Previous studies have suggested that the plasminogen activator (PA)/plasmin system has important roles in the pathogenesis of epithelial defects and stromal ulceration. The current studies were performed to localize PA species and identify them as tissue-type PA (tPA) or urokinase-like PA (uPA) as the two have distinct regulatory properties potentially related to the mechanisms of defect formation and ulceration. To determine the locations and types of PA species, antibodies to tPA or to uPA or the drug amiloride (a drug that inhibits uPA but not tPA) were incorporated into fibrin/fibronectin (Fn) clots overlying frozen sections to block regional fibrinolysis. Normal rabbit eyes showed tPA activity in association with corneal epithelium, corneal endothelium, and ciliary body/iris.
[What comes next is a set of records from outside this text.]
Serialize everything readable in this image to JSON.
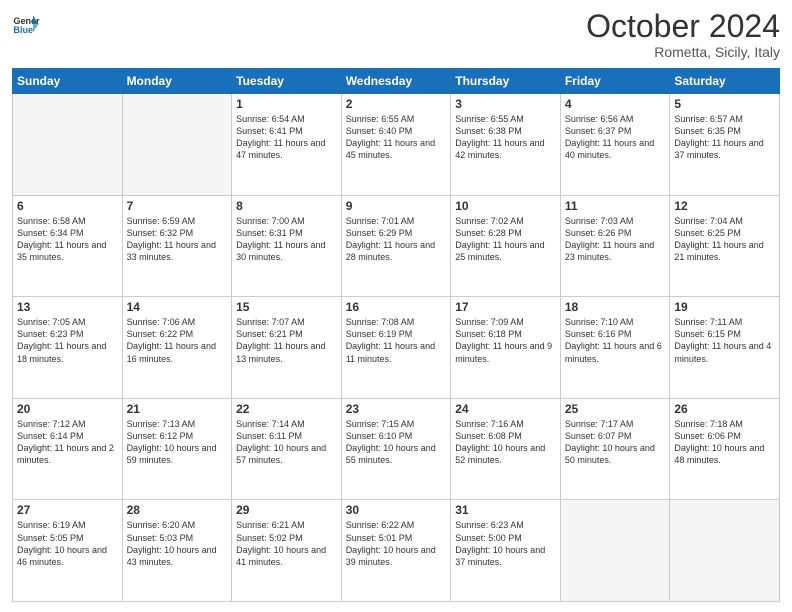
{
  "header": {
    "logo_general": "General",
    "logo_blue": "Blue",
    "month": "October 2024",
    "location": "Rometta, Sicily, Italy"
  },
  "weekdays": [
    "Sunday",
    "Monday",
    "Tuesday",
    "Wednesday",
    "Thursday",
    "Friday",
    "Saturday"
  ],
  "weeks": [
    [
      {
        "day": "",
        "sunrise": "",
        "sunset": "",
        "daylight": "",
        "empty": true
      },
      {
        "day": "",
        "sunrise": "",
        "sunset": "",
        "daylight": "",
        "empty": true
      },
      {
        "day": "1",
        "sunrise": "Sunrise: 6:54 AM",
        "sunset": "Sunset: 6:41 PM",
        "daylight": "Daylight: 11 hours and 47 minutes."
      },
      {
        "day": "2",
        "sunrise": "Sunrise: 6:55 AM",
        "sunset": "Sunset: 6:40 PM",
        "daylight": "Daylight: 11 hours and 45 minutes."
      },
      {
        "day": "3",
        "sunrise": "Sunrise: 6:55 AM",
        "sunset": "Sunset: 6:38 PM",
        "daylight": "Daylight: 11 hours and 42 minutes."
      },
      {
        "day": "4",
        "sunrise": "Sunrise: 6:56 AM",
        "sunset": "Sunset: 6:37 PM",
        "daylight": "Daylight: 11 hours and 40 minutes."
      },
      {
        "day": "5",
        "sunrise": "Sunrise: 6:57 AM",
        "sunset": "Sunset: 6:35 PM",
        "daylight": "Daylight: 11 hours and 37 minutes."
      }
    ],
    [
      {
        "day": "6",
        "sunrise": "Sunrise: 6:58 AM",
        "sunset": "Sunset: 6:34 PM",
        "daylight": "Daylight: 11 hours and 35 minutes."
      },
      {
        "day": "7",
        "sunrise": "Sunrise: 6:59 AM",
        "sunset": "Sunset: 6:32 PM",
        "daylight": "Daylight: 11 hours and 33 minutes."
      },
      {
        "day": "8",
        "sunrise": "Sunrise: 7:00 AM",
        "sunset": "Sunset: 6:31 PM",
        "daylight": "Daylight: 11 hours and 30 minutes."
      },
      {
        "day": "9",
        "sunrise": "Sunrise: 7:01 AM",
        "sunset": "Sunset: 6:29 PM",
        "daylight": "Daylight: 11 hours and 28 minutes."
      },
      {
        "day": "10",
        "sunrise": "Sunrise: 7:02 AM",
        "sunset": "Sunset: 6:28 PM",
        "daylight": "Daylight: 11 hours and 25 minutes."
      },
      {
        "day": "11",
        "sunrise": "Sunrise: 7:03 AM",
        "sunset": "Sunset: 6:26 PM",
        "daylight": "Daylight: 11 hours and 23 minutes."
      },
      {
        "day": "12",
        "sunrise": "Sunrise: 7:04 AM",
        "sunset": "Sunset: 6:25 PM",
        "daylight": "Daylight: 11 hours and 21 minutes."
      }
    ],
    [
      {
        "day": "13",
        "sunrise": "Sunrise: 7:05 AM",
        "sunset": "Sunset: 6:23 PM",
        "daylight": "Daylight: 11 hours and 18 minutes."
      },
      {
        "day": "14",
        "sunrise": "Sunrise: 7:06 AM",
        "sunset": "Sunset: 6:22 PM",
        "daylight": "Daylight: 11 hours and 16 minutes."
      },
      {
        "day": "15",
        "sunrise": "Sunrise: 7:07 AM",
        "sunset": "Sunset: 6:21 PM",
        "daylight": "Daylight: 11 hours and 13 minutes."
      },
      {
        "day": "16",
        "sunrise": "Sunrise: 7:08 AM",
        "sunset": "Sunset: 6:19 PM",
        "daylight": "Daylight: 11 hours and 11 minutes."
      },
      {
        "day": "17",
        "sunrise": "Sunrise: 7:09 AM",
        "sunset": "Sunset: 6:18 PM",
        "daylight": "Daylight: 11 hours and 9 minutes."
      },
      {
        "day": "18",
        "sunrise": "Sunrise: 7:10 AM",
        "sunset": "Sunset: 6:16 PM",
        "daylight": "Daylight: 11 hours and 6 minutes."
      },
      {
        "day": "19",
        "sunrise": "Sunrise: 7:11 AM",
        "sunset": "Sunset: 6:15 PM",
        "daylight": "Daylight: 11 hours and 4 minutes."
      }
    ],
    [
      {
        "day": "20",
        "sunrise": "Sunrise: 7:12 AM",
        "sunset": "Sunset: 6:14 PM",
        "daylight": "Daylight: 11 hours and 2 minutes."
      },
      {
        "day": "21",
        "sunrise": "Sunrise: 7:13 AM",
        "sunset": "Sunset: 6:12 PM",
        "daylight": "Daylight: 10 hours and 59 minutes."
      },
      {
        "day": "22",
        "sunrise": "Sunrise: 7:14 AM",
        "sunset": "Sunset: 6:11 PM",
        "daylight": "Daylight: 10 hours and 57 minutes."
      },
      {
        "day": "23",
        "sunrise": "Sunrise: 7:15 AM",
        "sunset": "Sunset: 6:10 PM",
        "daylight": "Daylight: 10 hours and 55 minutes."
      },
      {
        "day": "24",
        "sunrise": "Sunrise: 7:16 AM",
        "sunset": "Sunset: 6:08 PM",
        "daylight": "Daylight: 10 hours and 52 minutes."
      },
      {
        "day": "25",
        "sunrise": "Sunrise: 7:17 AM",
        "sunset": "Sunset: 6:07 PM",
        "daylight": "Daylight: 10 hours and 50 minutes."
      },
      {
        "day": "26",
        "sunrise": "Sunrise: 7:18 AM",
        "sunset": "Sunset: 6:06 PM",
        "daylight": "Daylight: 10 hours and 48 minutes."
      }
    ],
    [
      {
        "day": "27",
        "sunrise": "Sunrise: 6:19 AM",
        "sunset": "Sunset: 5:05 PM",
        "daylight": "Daylight: 10 hours and 46 minutes."
      },
      {
        "day": "28",
        "sunrise": "Sunrise: 6:20 AM",
        "sunset": "Sunset: 5:03 PM",
        "daylight": "Daylight: 10 hours and 43 minutes."
      },
      {
        "day": "29",
        "sunrise": "Sunrise: 6:21 AM",
        "sunset": "Sunset: 5:02 PM",
        "daylight": "Daylight: 10 hours and 41 minutes."
      },
      {
        "day": "30",
        "sunrise": "Sunrise: 6:22 AM",
        "sunset": "Sunset: 5:01 PM",
        "daylight": "Daylight: 10 hours and 39 minutes."
      },
      {
        "day": "31",
        "sunrise": "Sunrise: 6:23 AM",
        "sunset": "Sunset: 5:00 PM",
        "daylight": "Daylight: 10 hours and 37 minutes."
      },
      {
        "day": "",
        "sunrise": "",
        "sunset": "",
        "daylight": "",
        "empty": true
      },
      {
        "day": "",
        "sunrise": "",
        "sunset": "",
        "daylight": "",
        "empty": true
      }
    ]
  ]
}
After epithelial scrape or alkali burn, corneal tPA activity was detected initially in the defect zone colinear with fibrin/Fn and was symmetrical to resurfacing epithelium. The observation that initial fibrinolysis occurs in the defect zone, known to contain fibrin/Fn, suggests that tPA from blood (limbal vascular endothelium) and/or from corneal epithelium has become bound to (and activated on) the fibrin/Fn. PA activity was also associated with the leading edges of migrating epithelium post-scrape and post-burn and was not inhibited by antibodies to either tPA or uPA but was inhibited by amiloride. After complete closure of the primary defect post-scrape, only tPA appeared to be associated with the epithelium in that all PA activity was inhibited by antibodies to tPA. The observation that leading edge activity post-burn, in correlation with the formation of secondary defects, continues to be inhibitable by amiloride but not by antibodies to tPA suggests that uPA remains abnormally on the leading edge, and that sustained uPA activity in that location results in inappropriate degradation of subepithelial fibrin/Fn to result in a defect. Successful regulation of uPA activity at the leading edge of corneal epithelium post-burn would be expected to be useful therapeutically in the healing of epithelial defects and the prevention of stromal ulceration.